Five firms are contending that the federal government is overstepping its authority

Pharma industry challenges constitutionality of price-lowering regulations

Five pharmaceutical companies have filed a complaint in Quebec’s Superior Court questioning the constitutionality of new Canadian regulations that the federal government set up to lower patented drug prices.

The filing was advanced last Friday by the Canadian arms of U.S.-based Merck & Co and Johnson & Johnson’s Janssen Inc, Germany’s Bayer AG and Boehringer Ingelheim, and France’s Servier Inc, according to Reuters.

The move escalates a long-drawn-out confrontation between the pharmaceutical industry and Prime Minister Justin Trudeau’s Liberal Government, which has committed to affordability as a key plank of its election campaign platform.
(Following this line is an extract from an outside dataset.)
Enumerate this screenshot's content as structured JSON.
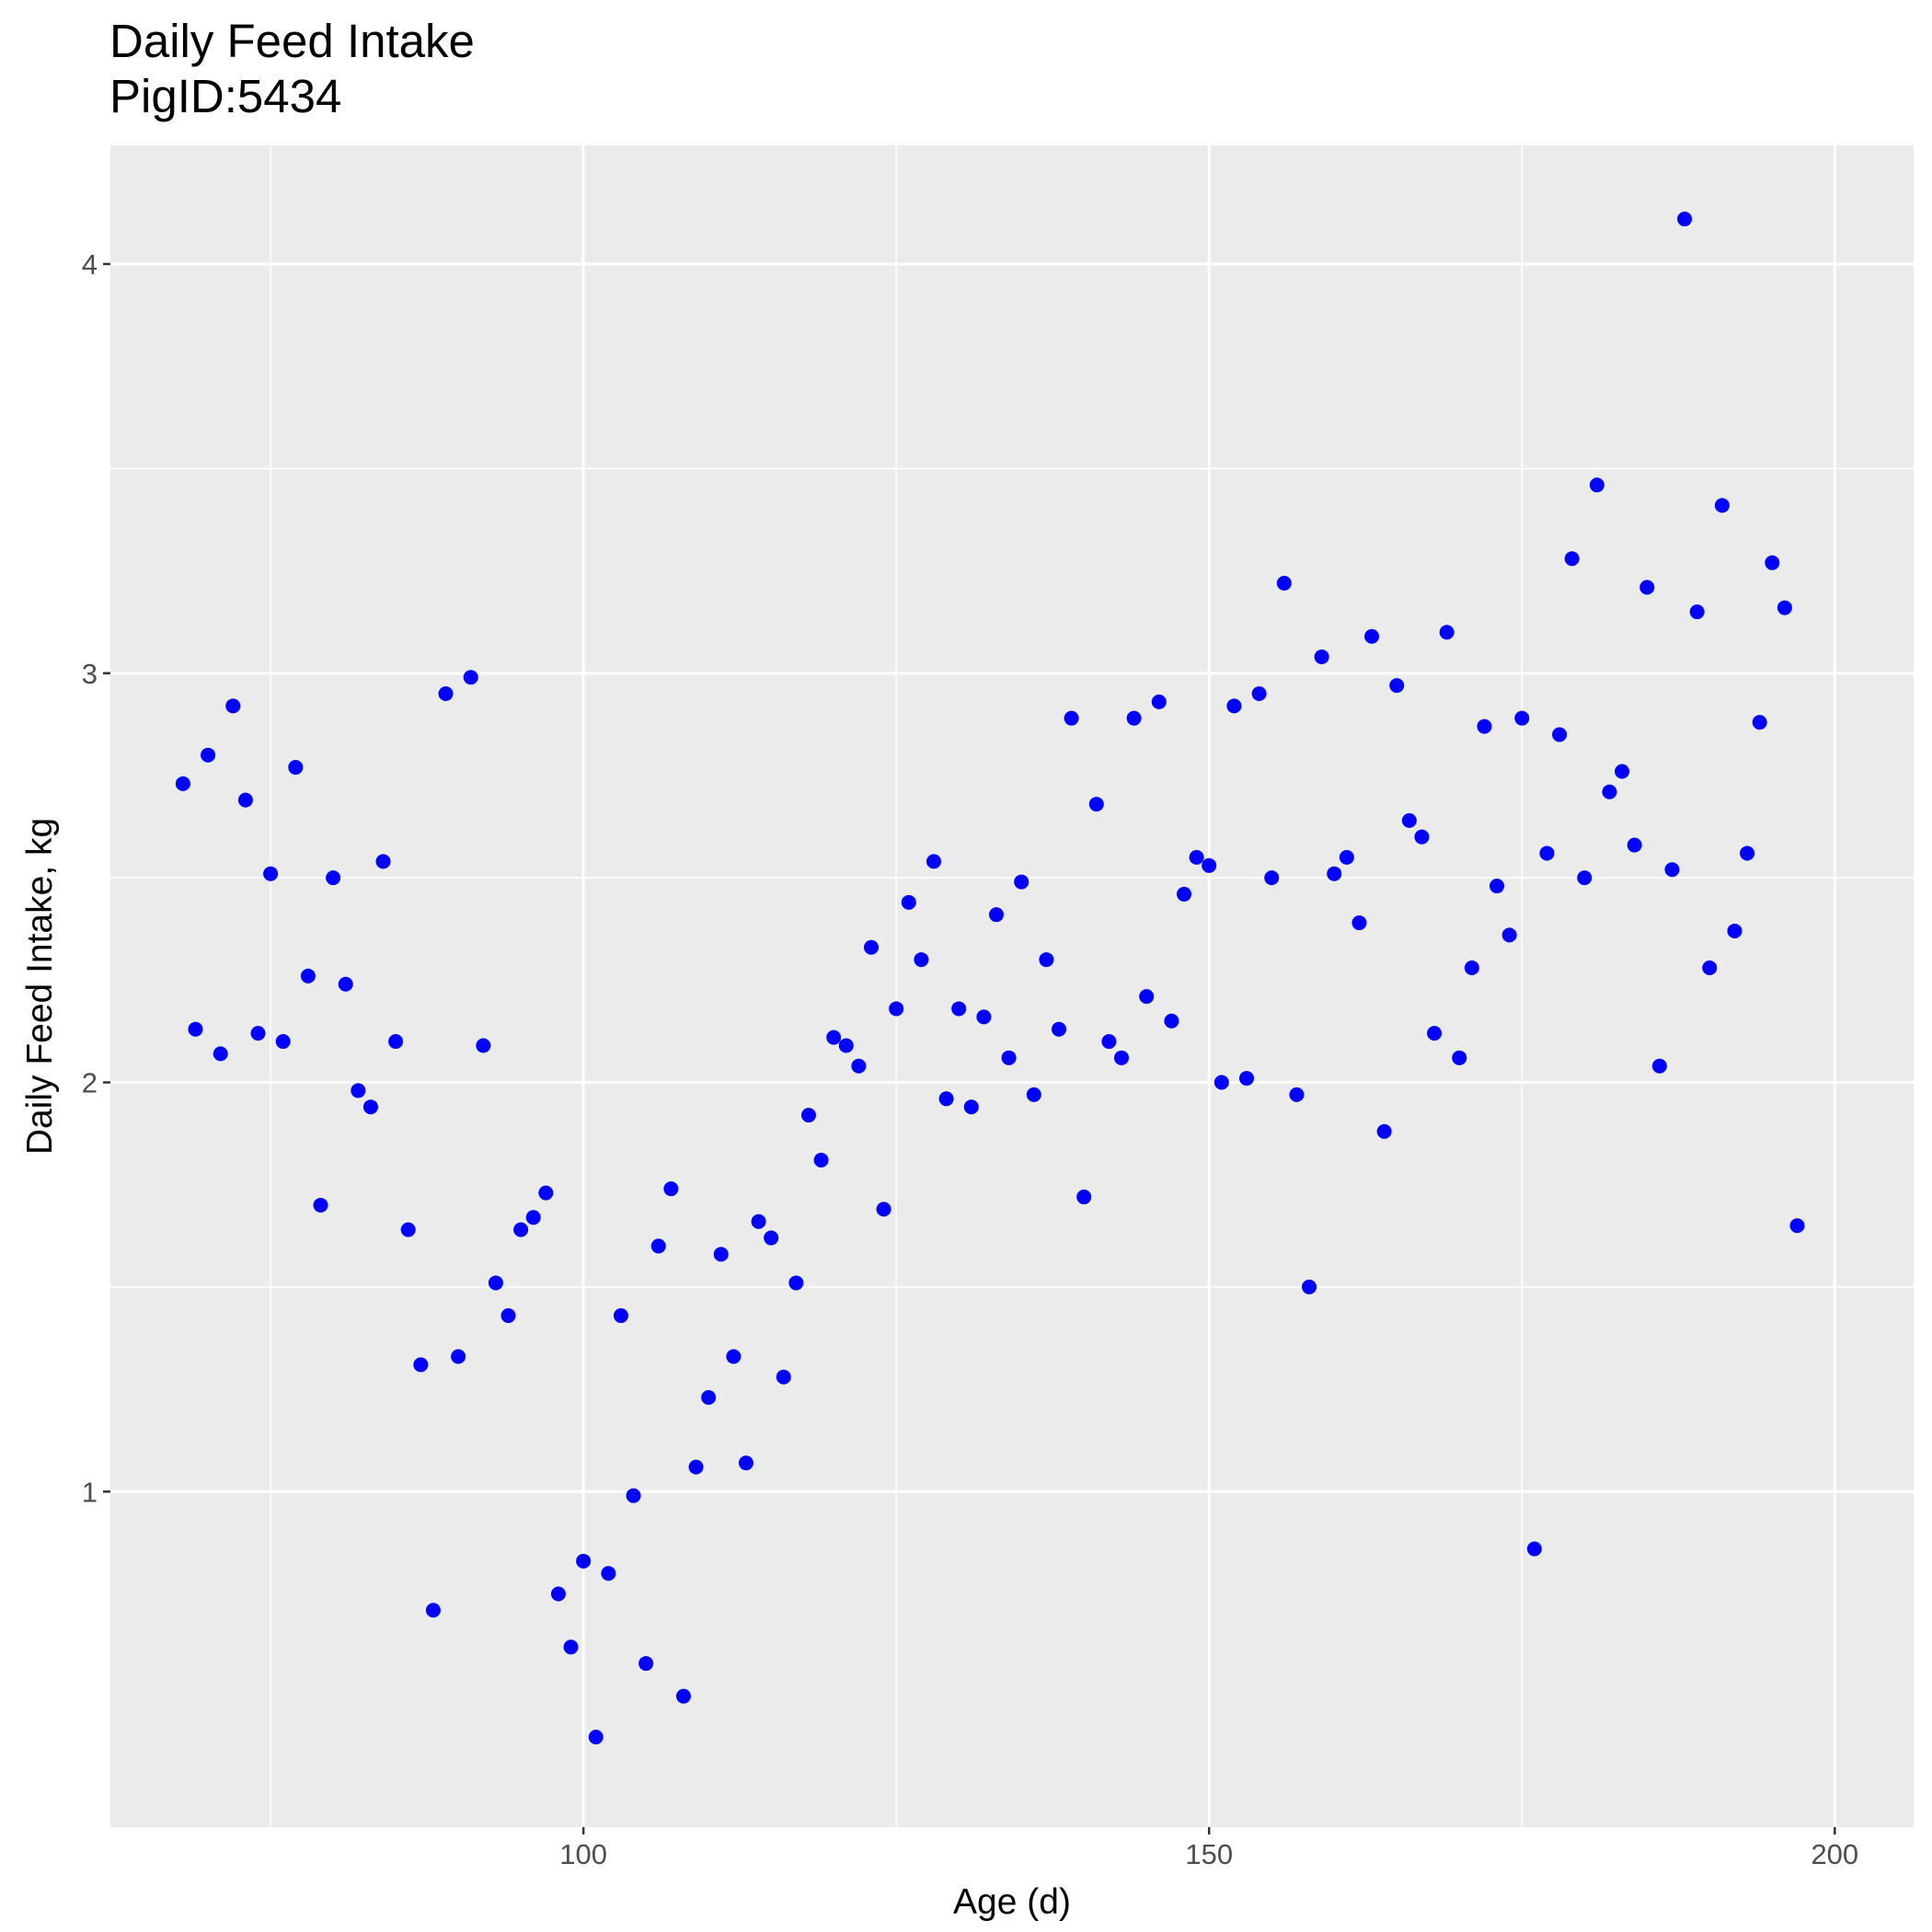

Under the new rules published last Wednesday, the Patented Medicine Prices Review Board (PMPRB) will have new powers to support its ability to cap drug prices. Set to take effect on July 1, 2020, the new rules will provide for capabilities including access to information that would allow the board to consider cost-effectiveness, measured in quality-adjusted life years, for the first time.

Advocates and supporters of the measures argue that the rules will lead to much-needed savings for patients, employers, insurers, and government drug plans, which will come at the expense of drug company profits in Canada.

But in separate news releases, the five pharmaceutical companies said on Friday that in Canada, the authority to regulate the prices of medicines has always been in the hands of the 10 provinces, not the federal government’s.

Merck Canada maintained that the new rules “will slow and limit Canadians’ access to new breakthrough medicines.” Janssen expressed similar misgivings, adding that policies to control costs of patented medicines had already been adopted at the provincial level.

Innovative Medicines Canada, which represents drugmakers in the country, has also warned that lower prices would spell a delay in drug launches, a slowdown in investment in life sciences, and a hurdle to new drug trials.

But the federal government said that even with lower drug prices, other countries are able to enjoy investment and drug access that are at least as good as what’s currently in Canada.